A fábrica de cigarros da Japan Tobacco Internacional vai suspender a produção a partir da próxima segunda-feira, 2, antes mesmo da inauguração oficial. O motivo é a falta de uma licença da Agência Nacional de Vigilância Sanitária (Anvisa). A empresa só tem autorização para comercializar no Brasil as marcas Camel e Winston importadas. Para que o tabaco produzido no país seja usado, é necessário que a Anvisa altere a licença da JTI. No entanto, o processo que deveria durar 30 dias já está com mais de dois meses de atraso.

A Unidade da JTI para produção de cigarros, em Santa Cruz, é fruto de um investimento de 80 milhões de reais. A fábrica, primeira da empresa no Brasil, já atingia níveis recordes de produtividade, inclusive para padrões internacionais. Com a produção acelerada, o estoque ficou acumulado e não pode ser escoado e, por isso, vai ser necessário paralisar a produção.
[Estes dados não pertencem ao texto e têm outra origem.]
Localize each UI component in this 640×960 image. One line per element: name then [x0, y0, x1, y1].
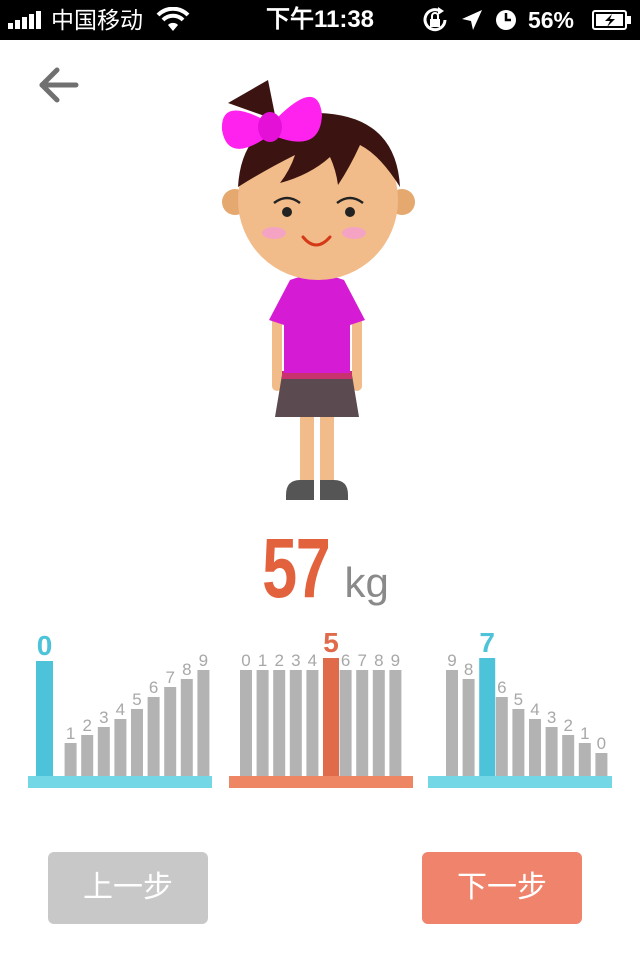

Essa operação é a primeira da JTI, de origem japonesa, no Brasil. Operando com apenas uma das linhas montadas, a unidade já se preparava para colocar a segunda para funcionar. Para isso, ao menos 20 funcionários deveriam ser contratados, processo que também foi suspenso até que haja uma solução para o problema. Confome a Anvisa, existe uma lista de processos a avaliar, que vão ser analisados por ordem de chegada. Neste contexto, não há prazo previsto para deliberar sobre o aditamento da licença. Em abril, a JTI teve operação homologada pela Receita Federal. A unidade tem inauguração marcada para o dia 26 de setembro.